8. Tides and Tidal Interaction

The rocks at Hopewell Cape, NB
courtesy Goverment of New Brunswick

For millions of people in the world living along the ocean, the daily fluctuations of the oceans’ water level are important factors of life. Tides occur because of the gravitational attraction between the Earth, the Sun and the Moon. The Sun and Moon actually tug at the Earth’s oceans, causing a tidal bulge (the tidal influence of the Moon is about twice that of the Sun). Each coastal location experiences approximately two high tides and two low tides each day; when it is high tide at one coastal location, it is low tide along a different coast a quarter of the way around the Earth. Because tides occur due to the gravity of both the Sun and Moon, there are two different classifications of tides, which depend on the orientation of the Sun and Moon. A spring tide occurs when the Sun, Moon and Earth are all in a line (full or new moon), and causes the greatest tidal differences because the Sun and Moon act together to create one large tidal bulge. A neap tide, on the other hand, occurs near a quarter moon phase when the Sun and Moon are at right angles from each other, causing a smaller tidal bulge. In addition to the effect of the orientation of the Sun and Moon, the distance to the Moon will also affect the tide levels. During perigee (when the Moon is nearest to the Earth), the gravitational pull of the Moon is about 40% greater than if it were at apogee. The world’s greatest tides occur right here in Canada, in the Bay of Fundy in Nova Scotia. The greatest variation occurs in Minas Basin, on the eastern extremity of the Bay of Fundy, where if the Moon is near perigee during a spring tide, the water level can be as much as 16 metres higher at high tide than at low tide. The location and shape of the shoreline combined with the depth of the water are the key reasons that the Bay of Fundy experiences such dramatic tidal variations.

Load Flash Applet
Tides and Tidal Interaction applet

9. Summary

Our home planet is unique in its ability to support life. The Earth’s surface is covered with water and the crust is constantly changing by plate tectonics. Our planet’s atmosphere is unique in its composition of nitrogen and oxygen; it is able to support life and causes dramatic weather patterns. The Earth and the Moon are close neighbours in space and the Moon is believed to be born of the Earth, but they appear as very different worlds. The Earth is full of life and is under constant change, while the Moon is a dark and barren world with little or no current activity.

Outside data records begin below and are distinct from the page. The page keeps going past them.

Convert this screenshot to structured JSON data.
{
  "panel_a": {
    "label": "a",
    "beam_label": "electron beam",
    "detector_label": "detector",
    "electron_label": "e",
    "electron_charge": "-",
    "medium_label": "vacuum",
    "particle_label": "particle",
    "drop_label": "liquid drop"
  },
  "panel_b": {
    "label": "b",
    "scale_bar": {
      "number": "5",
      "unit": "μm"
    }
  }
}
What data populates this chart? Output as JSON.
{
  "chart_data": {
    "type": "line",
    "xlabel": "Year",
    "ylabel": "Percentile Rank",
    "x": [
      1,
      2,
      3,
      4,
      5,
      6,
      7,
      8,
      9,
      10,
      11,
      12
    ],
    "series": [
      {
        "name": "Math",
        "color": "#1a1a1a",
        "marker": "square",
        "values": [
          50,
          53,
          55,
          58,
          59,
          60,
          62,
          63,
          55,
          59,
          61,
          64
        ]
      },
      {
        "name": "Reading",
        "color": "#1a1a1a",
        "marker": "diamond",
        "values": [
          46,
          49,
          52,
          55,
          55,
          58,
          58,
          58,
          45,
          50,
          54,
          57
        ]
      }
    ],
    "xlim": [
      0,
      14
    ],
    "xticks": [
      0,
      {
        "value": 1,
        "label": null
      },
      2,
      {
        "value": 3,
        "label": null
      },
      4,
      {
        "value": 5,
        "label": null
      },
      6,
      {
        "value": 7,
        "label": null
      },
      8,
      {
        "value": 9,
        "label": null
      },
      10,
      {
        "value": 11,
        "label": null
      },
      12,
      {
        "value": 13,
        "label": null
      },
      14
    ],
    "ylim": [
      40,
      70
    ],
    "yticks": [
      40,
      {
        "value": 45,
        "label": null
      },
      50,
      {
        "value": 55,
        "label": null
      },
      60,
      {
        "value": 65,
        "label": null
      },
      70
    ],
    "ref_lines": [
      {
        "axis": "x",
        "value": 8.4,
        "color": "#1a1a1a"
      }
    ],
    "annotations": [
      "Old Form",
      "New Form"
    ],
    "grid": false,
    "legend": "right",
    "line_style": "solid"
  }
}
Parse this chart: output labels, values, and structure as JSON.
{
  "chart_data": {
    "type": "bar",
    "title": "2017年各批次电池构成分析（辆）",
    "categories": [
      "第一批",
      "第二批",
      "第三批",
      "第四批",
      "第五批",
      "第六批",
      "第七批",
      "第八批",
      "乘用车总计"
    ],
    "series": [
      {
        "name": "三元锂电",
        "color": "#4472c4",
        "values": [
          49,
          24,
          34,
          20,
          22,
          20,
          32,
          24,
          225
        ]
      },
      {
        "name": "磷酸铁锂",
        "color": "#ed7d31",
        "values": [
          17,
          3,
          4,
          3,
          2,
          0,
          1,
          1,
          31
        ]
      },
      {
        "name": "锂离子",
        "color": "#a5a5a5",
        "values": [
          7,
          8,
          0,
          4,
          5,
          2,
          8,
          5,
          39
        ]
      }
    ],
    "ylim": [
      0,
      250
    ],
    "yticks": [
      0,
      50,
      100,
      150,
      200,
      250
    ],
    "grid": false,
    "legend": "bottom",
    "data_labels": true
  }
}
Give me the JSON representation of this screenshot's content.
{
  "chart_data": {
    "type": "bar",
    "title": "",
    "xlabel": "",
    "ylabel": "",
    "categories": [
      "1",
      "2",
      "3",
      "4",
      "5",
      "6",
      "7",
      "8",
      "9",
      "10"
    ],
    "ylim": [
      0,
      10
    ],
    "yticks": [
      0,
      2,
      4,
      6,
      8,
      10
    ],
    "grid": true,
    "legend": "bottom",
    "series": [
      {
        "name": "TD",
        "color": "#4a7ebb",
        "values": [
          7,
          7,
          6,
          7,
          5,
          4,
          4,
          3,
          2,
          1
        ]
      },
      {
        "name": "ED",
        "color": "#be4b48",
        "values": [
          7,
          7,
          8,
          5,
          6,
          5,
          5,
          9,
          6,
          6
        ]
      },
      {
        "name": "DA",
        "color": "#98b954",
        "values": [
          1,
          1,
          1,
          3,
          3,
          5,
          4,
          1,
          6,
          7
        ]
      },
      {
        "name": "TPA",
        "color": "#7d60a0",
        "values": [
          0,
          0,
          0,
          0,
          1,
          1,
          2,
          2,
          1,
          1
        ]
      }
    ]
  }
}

The Moon’s surface is composed entirely of rock and dust, and lacks both an atmosphere and magnetic field. Even though the Moon is lifeless and unchanging, it nevertheless affects our lives on Earth. The Moon brightens our night sky with its regular progression through its phases and its sheer beauty has intrigued civilizations for thousands of years. The Moon is also the main cause of the tides we see along the ocean coastline, and many people travel the world seeking the opportunity to witness a solar eclipse. While the Earth and its moon seem to be greatly different and unrelated, our world would be a very different place without the Moon.